One of the immediate concerns is inflation. According to economist Gunakar Bhatta, a former executive director of Nepal Rastra Bank, rising oil prices linked to the conflict could quickly translate into higher living costs. Studies suggest that a 10 percent increase in global oil prices can push inflation up by about 0.4 percentage points while reducing economic growth by roughly 0.15 percentage points.
Higher fuel prices would increase transportation costs and raise the price of essential goods, hitting low-income households the hardest. Such families spend a large share of their income on necessities like food, energy and rent, leaving little room to absorb rising costs.
The conflict could also disrupt several key sectors of Nepal’s economy.
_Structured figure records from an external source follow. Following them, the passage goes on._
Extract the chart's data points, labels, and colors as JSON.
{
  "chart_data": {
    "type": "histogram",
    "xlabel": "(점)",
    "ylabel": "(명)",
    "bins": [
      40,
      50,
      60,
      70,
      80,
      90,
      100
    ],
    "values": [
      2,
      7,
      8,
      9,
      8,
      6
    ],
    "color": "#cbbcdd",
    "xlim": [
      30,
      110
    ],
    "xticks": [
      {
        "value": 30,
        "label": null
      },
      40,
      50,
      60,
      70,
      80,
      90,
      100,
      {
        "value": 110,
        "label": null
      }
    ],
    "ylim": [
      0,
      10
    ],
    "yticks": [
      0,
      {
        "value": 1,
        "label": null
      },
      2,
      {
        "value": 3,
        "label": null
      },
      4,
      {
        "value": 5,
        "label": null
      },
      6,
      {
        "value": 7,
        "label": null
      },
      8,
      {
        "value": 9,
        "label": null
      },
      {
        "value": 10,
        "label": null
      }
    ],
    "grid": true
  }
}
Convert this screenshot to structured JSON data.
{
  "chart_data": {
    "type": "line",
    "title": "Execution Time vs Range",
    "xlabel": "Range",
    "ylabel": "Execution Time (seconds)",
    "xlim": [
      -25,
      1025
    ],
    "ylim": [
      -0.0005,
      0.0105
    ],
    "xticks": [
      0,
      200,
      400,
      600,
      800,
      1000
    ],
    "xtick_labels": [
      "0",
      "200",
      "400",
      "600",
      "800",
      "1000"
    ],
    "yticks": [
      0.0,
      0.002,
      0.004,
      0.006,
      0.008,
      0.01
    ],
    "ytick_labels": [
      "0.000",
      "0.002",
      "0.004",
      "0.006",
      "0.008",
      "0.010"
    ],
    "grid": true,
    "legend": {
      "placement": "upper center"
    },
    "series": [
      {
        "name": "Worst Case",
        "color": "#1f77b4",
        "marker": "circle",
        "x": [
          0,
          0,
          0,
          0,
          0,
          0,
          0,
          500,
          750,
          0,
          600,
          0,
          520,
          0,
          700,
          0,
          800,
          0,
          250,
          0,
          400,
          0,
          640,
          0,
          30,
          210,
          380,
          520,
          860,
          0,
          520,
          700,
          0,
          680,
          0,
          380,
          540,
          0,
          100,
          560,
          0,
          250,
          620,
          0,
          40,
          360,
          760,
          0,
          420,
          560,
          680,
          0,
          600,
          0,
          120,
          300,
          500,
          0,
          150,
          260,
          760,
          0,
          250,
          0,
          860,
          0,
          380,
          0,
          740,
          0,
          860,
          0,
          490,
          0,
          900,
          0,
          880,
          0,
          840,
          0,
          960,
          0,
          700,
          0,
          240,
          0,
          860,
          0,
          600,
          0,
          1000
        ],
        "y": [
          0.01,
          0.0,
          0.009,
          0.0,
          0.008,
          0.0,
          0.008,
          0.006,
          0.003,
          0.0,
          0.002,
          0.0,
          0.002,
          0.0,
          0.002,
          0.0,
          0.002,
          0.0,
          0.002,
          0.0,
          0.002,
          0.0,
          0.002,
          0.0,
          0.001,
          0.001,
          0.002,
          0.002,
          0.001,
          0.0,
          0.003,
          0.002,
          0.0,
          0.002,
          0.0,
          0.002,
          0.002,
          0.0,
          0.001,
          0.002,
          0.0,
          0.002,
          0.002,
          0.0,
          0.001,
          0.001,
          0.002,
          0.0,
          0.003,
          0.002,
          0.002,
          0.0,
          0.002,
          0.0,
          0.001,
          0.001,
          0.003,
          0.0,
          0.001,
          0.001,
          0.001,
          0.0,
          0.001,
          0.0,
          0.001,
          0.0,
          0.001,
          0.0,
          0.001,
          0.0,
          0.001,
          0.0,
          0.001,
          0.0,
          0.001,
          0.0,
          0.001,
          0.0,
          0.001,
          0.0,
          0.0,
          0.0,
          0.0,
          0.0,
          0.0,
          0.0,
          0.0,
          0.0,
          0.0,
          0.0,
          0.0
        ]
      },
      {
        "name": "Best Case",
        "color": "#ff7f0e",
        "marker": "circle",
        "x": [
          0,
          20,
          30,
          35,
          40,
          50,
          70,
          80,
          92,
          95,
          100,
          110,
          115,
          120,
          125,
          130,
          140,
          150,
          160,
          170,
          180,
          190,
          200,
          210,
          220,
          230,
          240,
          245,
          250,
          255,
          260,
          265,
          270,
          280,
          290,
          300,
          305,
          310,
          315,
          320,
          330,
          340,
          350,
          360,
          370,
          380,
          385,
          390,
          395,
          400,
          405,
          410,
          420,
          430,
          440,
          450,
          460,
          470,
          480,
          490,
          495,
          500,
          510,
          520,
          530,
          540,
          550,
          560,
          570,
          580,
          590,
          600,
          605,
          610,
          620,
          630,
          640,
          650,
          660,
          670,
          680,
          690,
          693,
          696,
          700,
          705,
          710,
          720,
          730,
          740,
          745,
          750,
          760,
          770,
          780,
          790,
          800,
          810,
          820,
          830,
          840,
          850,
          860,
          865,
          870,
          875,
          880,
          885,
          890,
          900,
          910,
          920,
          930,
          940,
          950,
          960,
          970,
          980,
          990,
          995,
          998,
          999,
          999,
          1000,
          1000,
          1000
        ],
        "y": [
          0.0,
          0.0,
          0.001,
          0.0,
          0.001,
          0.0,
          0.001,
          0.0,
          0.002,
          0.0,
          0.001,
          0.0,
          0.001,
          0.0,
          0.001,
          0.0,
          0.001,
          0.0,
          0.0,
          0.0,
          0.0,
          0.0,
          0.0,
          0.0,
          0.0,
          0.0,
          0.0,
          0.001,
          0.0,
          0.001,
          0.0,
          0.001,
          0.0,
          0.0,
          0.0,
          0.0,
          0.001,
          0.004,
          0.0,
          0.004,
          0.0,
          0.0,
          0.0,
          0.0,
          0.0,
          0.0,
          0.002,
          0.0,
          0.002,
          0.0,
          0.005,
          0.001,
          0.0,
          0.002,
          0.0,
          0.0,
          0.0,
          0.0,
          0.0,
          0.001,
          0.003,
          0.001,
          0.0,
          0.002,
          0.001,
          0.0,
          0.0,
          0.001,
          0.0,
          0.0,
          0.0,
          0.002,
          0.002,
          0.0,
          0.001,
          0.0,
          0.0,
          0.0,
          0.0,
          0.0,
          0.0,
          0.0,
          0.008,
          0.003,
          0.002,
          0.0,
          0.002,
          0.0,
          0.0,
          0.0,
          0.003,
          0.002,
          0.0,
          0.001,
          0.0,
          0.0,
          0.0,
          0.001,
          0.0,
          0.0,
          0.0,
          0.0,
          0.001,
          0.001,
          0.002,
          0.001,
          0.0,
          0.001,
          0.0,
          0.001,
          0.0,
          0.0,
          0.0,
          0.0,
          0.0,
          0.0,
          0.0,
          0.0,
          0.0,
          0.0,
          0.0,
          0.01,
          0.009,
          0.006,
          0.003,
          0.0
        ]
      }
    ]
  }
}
Industries such as construction, transportation, wholesale and retail trade—which contribute significantly to national output—may face slowdowns if global prices surge or supply chains are disrupted. Tourism and agricultural production could also be affected, particularly if fertiliser imports become more expensive.
Another major concern is remittances, a lifeline for millions of Nepali families. Around 40 percent of Nepal’s migrant workforce is employed in Gulf countries, and their earnings form a crucial part of the nation’s foreign exchange reserves. If economic activity slows in those countries or job opportunities shrink due to the conflict, remittance inflows could decline sharply.
A drop in remittances would weaken Nepal’s foreign exchange reserves, reducing the country’s financial stability and its bargaining power with international lenders and partners.
Labour experts also warn of potential social and economic pressures if migrant workers begin returning home. Nepal adds around 500,000 new workers to its labour market each year, and reduced overseas employment opportunities could worsen domestic unemployment.
Currently, Nepal issues more than 2,000 labour permits daily, with most workers heading to Gulf countries. If departures remain halted for months due to the conflict, thousands of job seekers could remain stranded at home—many already burdened with loans taken to finance their migration.
Researchers also report growing anxiety among Nepali migrant workers in the Gulf, many of whom say they lack clear safety information as tensions escalate. Experts say the evolving situation highlights Nepal’s deep economic links with the region and the urgent need to monitor the conflict’s potential impact on the country’s economy.